The North Rupununi Wetlands are situated in the southern interior of Guyana, South America, and support a high terrestrial and freshwater biodiversity. Biodiversity surveys have identified more than 450 fish species, which in turn supply a food chain to endangered species such as the black caiman (Melanosuchus niger), giant river otter (Pteronura brasiliensis), giant river turtle (Podocnemis expansa), and recovering populations of the largest freshwater fish in the world, the arapaima (Arapaima spp.). These species are not only important for conservation but also supply local people with a range of livelihood activities, including subsistence fishing and ecotourism. There is increasing evidence that the high fish biodiversity of the North Rupununi Wetlands is in part as a result of a hydrological link between the Amazon and Essequibo basins, allowing species from both basins to intermingle in this region. The North Rupununi Wetlands are characterised by low topography and seasonal flooding of this watershed divide, thus allowing the migration of aquatic species, including arapaima and black caiman, which are found in no other watershed of Guyana. However, the precise location of these connectivity and migration corridors have not been studied to date.
Guyana is economically poor, and natural-resource exploitation and foreign pressure to convert natural habitats into industrial farms, logging, mining and oil wells, and associate infrastructure, especially access roads, is having an increasing impact on the North Rupununi Wetlands. With this have come pollution, over-harvesting, irresponsible hunting, and unregulated or poorly regulated mining and logging that are resulting in the loss of species in general and habitat connectivity in particular. This has the potential to further deteriorate sustainable traditional livelihoods, already under pressure from globalization and the market economy, forcing many more Indigenous people to migrate to towns and cities in search of often poorly paid work.
Scientific proof, and detailed mapping, of the precise location and mechanisms enabling the hydrological link between the Amazon and Essequibo basins would help support appropriate development and conservation in the region while at the same time provide a new insight into South American aquatic biogeography. This hydrological link is colloquially named the ‘Rupununi Portal’. The primary aim of our project was to locate and map the hydrological link and dynamics between the Amazon and Essequibo basins, collect proof of species movement across these basins, and disseminate the findings amongst Guyanese stakeholders in order to strengthen the conservation of the North Rupununi Wetlands.
The project used an innovative blend of traditional ecological knowledge, high resolution aerial mapping, remote sensing analysis, participatory video, aerial videography and ground-based hydro- ecological surveys. This allowed us to precisely identify the spatial and temporal dynamics that allowed the waters of the Amazon and Essequibo basins to meet. This then enabled us to produce an engaging animation explaining this mechanism for public distribution.

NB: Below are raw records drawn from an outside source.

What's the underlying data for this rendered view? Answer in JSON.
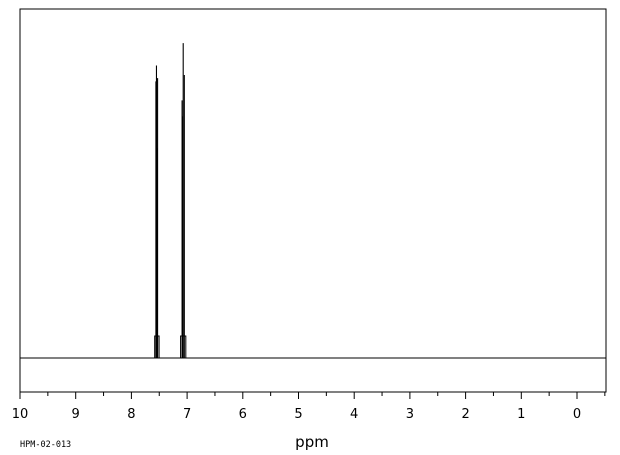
{
  "chart_data": {
    "type": "line",
    "title": "",
    "xlabel": "ppm",
    "ylabel": "",
    "sample_id": "HPM-02-013",
    "xlim": [
      10,
      0
    ],
    "x_reversed": true,
    "ylim": [
      0,
      1
    ],
    "grid": false,
    "ticks": {
      "major": [
        10,
        9,
        8,
        7,
        6,
        5,
        4,
        3,
        2,
        1,
        0
      ],
      "major_labels": [
        "10",
        "9",
        "8",
        "7",
        "6",
        "5",
        "4",
        "3",
        "2",
        "1",
        "0"
      ],
      "minor_step": 0.5
    },
    "peaks": [
      {
        "x": 7.56,
        "height": 0.87
      },
      {
        "x": 7.55,
        "height": 0.92
      },
      {
        "x": 7.54,
        "height": 0.66
      },
      {
        "x": 7.53,
        "height": 0.88
      },
      {
        "x": 7.09,
        "height": 0.81
      },
      {
        "x": 7.08,
        "height": 0.76
      },
      {
        "x": 7.07,
        "height": 0.99
      },
      {
        "x": 7.05,
        "height": 0.89
      }
    ],
    "colors": {
      "line": "#000000",
      "background": "#ffffff"
    }
  }
}
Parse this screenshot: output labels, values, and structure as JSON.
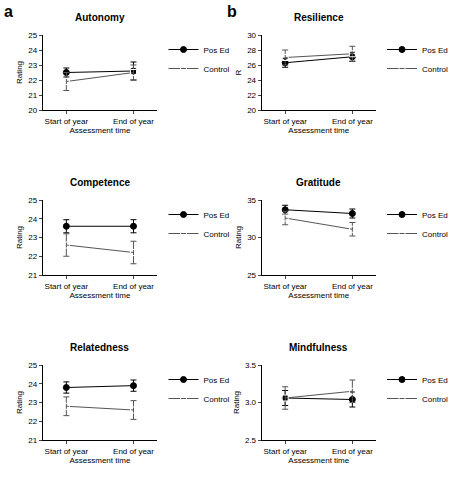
{
  "panel_labels": [
    "a",
    "b"
  ],
  "chart_data": [
    {
      "type": "line",
      "title": "Autonomy",
      "xlabel": "Assessment time",
      "ylabel": "Rating",
      "categories": [
        "Start of year",
        "End of year"
      ],
      "ylim": [
        20,
        25
      ],
      "yticks": [
        20,
        21,
        22,
        23,
        24,
        25
      ],
      "grid": false,
      "legend": "upper right",
      "series": [
        {
          "name": "Pos Ed",
          "color": "#000000",
          "marker": "circle",
          "values": [
            22.5,
            22.6
          ],
          "error": [
            0.3,
            0.6
          ]
        },
        {
          "name": "Control",
          "color": "#555555",
          "marker": "square-open",
          "values": [
            21.9,
            22.5
          ],
          "error": [
            0.6,
            0.5
          ]
        }
      ]
    },
    {
      "type": "line",
      "title": "Competence",
      "xlabel": "Assessment time",
      "ylabel": "Rating",
      "categories": [
        "Start of year",
        "End of year"
      ],
      "ylim": [
        21,
        25
      ],
      "yticks": [
        21,
        22,
        23,
        24,
        25
      ],
      "grid": false,
      "legend": "upper right",
      "series": [
        {
          "name": "Pos Ed",
          "color": "#000000",
          "marker": "circle",
          "values": [
            23.6,
            23.6
          ],
          "error": [
            0.35,
            0.35
          ]
        },
        {
          "name": "Control",
          "color": "#555555",
          "marker": "square-open",
          "values": [
            22.6,
            22.2
          ],
          "error": [
            0.6,
            0.6
          ]
        }
      ]
    },
    {
      "type": "line",
      "title": "Relatedness",
      "xlabel": "Assessment time",
      "ylabel": "Rating",
      "categories": [
        "Start of year",
        "End of year"
      ],
      "ylim": [
        21,
        25
      ],
      "yticks": [
        21,
        22,
        23,
        24,
        25
      ],
      "grid": false,
      "legend": "upper right",
      "series": [
        {
          "name": "Pos Ed",
          "color": "#000000",
          "marker": "circle",
          "values": [
            23.8,
            23.9
          ],
          "error": [
            0.3,
            0.3
          ]
        },
        {
          "name": "Control",
          "color": "#555555",
          "marker": "square-open",
          "values": [
            22.8,
            22.6
          ],
          "error": [
            0.5,
            0.5
          ]
        }
      ]
    },
    {
      "type": "line",
      "title": "Resilience",
      "xlabel": "Assessment time",
      "ylabel": "R",
      "categories": [
        "Start of year",
        "End of year"
      ],
      "ylim": [
        20,
        30
      ],
      "yticks": [
        20,
        22,
        24,
        26,
        28,
        30
      ],
      "grid": false,
      "legend": "upper right",
      "series": [
        {
          "name": "Pos Ed",
          "color": "#000000",
          "marker": "circle",
          "values": [
            26.3,
            27.1
          ],
          "error": [
            0.6,
            0.6
          ]
        },
        {
          "name": "Control",
          "color": "#555555",
          "marker": "square-open",
          "values": [
            27.0,
            27.5
          ],
          "error": [
            1.0,
            1.0
          ]
        }
      ]
    },
    {
      "type": "line",
      "title": "Gratitude",
      "xlabel": "Assessment time",
      "ylabel": "Rating",
      "categories": [
        "Start of year",
        "End of year"
      ],
      "ylim": [
        25,
        35
      ],
      "yticks": [
        25,
        30,
        35
      ],
      "grid": false,
      "legend": "upper right",
      "series": [
        {
          "name": "Pos Ed",
          "color": "#000000",
          "marker": "circle",
          "values": [
            33.7,
            33.2
          ],
          "error": [
            0.6,
            0.6
          ]
        },
        {
          "name": "Control",
          "color": "#555555",
          "marker": "square-open",
          "values": [
            32.6,
            31.1
          ],
          "error": [
            0.9,
            0.9
          ]
        }
      ]
    },
    {
      "type": "line",
      "title": "Mindfulness",
      "xlabel": "Assessment time",
      "ylabel": "Rating",
      "categories": [
        "Start of year",
        "End of year"
      ],
      "ylim": [
        2.5,
        3.5
      ],
      "yticks": [
        {
          "value": 2.5,
          "label": "2.5"
        },
        {
          "value": 3,
          "label": "3.0"
        },
        {
          "value": 3.5,
          "label": "3.5"
        }
      ],
      "grid": false,
      "legend": "upper right",
      "series": [
        {
          "name": "Pos Ed",
          "color": "#000000",
          "marker": "circle",
          "values": [
            3.06,
            3.04
          ],
          "error": [
            0.1,
            0.1
          ]
        },
        {
          "name": "Control",
          "color": "#555555",
          "marker": "square-open",
          "values": [
            3.06,
            3.15
          ],
          "error": [
            0.15,
            0.15
          ]
        }
      ]
    }
  ]
}
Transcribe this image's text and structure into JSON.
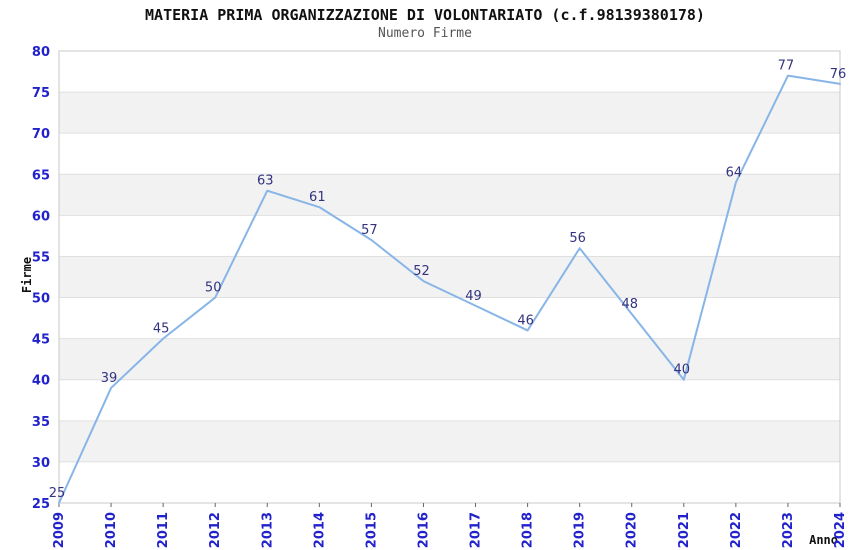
{
  "chart": {
    "title": "MATERIA PRIMA ORGANIZZAZIONE DI VOLONTARIATO (c.f.98139380178)",
    "subtitle": "Numero Firme"
  },
  "chart_data": {
    "type": "line",
    "title": "MATERIA PRIMA ORGANIZZAZIONE DI VOLONTARIATO (c.f.98139380178)",
    "subtitle": "Numero Firme",
    "xlabel": "Anno",
    "ylabel": "Firme",
    "x": [
      "2009",
      "2010",
      "2011",
      "2012",
      "2013",
      "2014",
      "2015",
      "2016",
      "2017",
      "2018",
      "2019",
      "2020",
      "2021",
      "2022",
      "2023",
      "2024"
    ],
    "series": [
      {
        "name": "Numero Firme",
        "values": [
          25,
          39,
          45,
          50,
          63,
          61,
          57,
          52,
          49,
          46,
          56,
          48,
          40,
          64,
          77,
          76
        ]
      }
    ],
    "ylim": [
      25,
      80
    ],
    "ytick_step": 5,
    "grid": true,
    "banded_background": true,
    "legend_position": "none",
    "data_labels_visible": true,
    "colors": {
      "line": "#88b5e8",
      "tick_label": "#2222cc",
      "data_label": "#333380",
      "gridline": "#e0e0e0",
      "band": "#f2f2f2",
      "plot_border": "#c8c8c8",
      "tick_mark": "#666666",
      "title": "#111111",
      "subtitle": "#555555"
    }
  }
}
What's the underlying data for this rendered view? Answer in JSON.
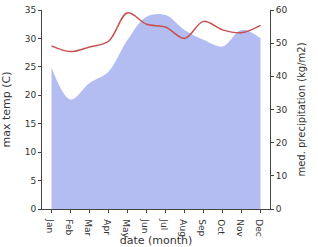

Our work also produced detailed vegetation, elevation and hydrological maps, which can support decision-making with regards to existing and proposed developments. We were also able to deliver a video filmed by Indigenous community researchers, representing the traditional knowledge, historical and current uses, and threats facing the hydrological link.
This information will support Indigenous communities, Guyanese conservation organizations and government policy makers in their quest for the sustainable management of the North Rupununi Wetlands, with a special focus on the Rupununi Portal region. The results will also help with the appropriate design of the upgrade to the Georgetown-Lethem road, which dissects the watershed. Finally, with the establishment of agri-industrial development in the region, there is the urgent requirement to minimise impacts on biodiversity and the Indigenous communities that depend on these for their livelihoods. We were able to directly contribute to informed decision-making with regards to a proposed Inter-American Development Bank agricultural project which, in its original configuration, will result in one of the key spawning grounds of the ‘Rupununi Portal’ being destroyed through artificial flooding and agricultural development.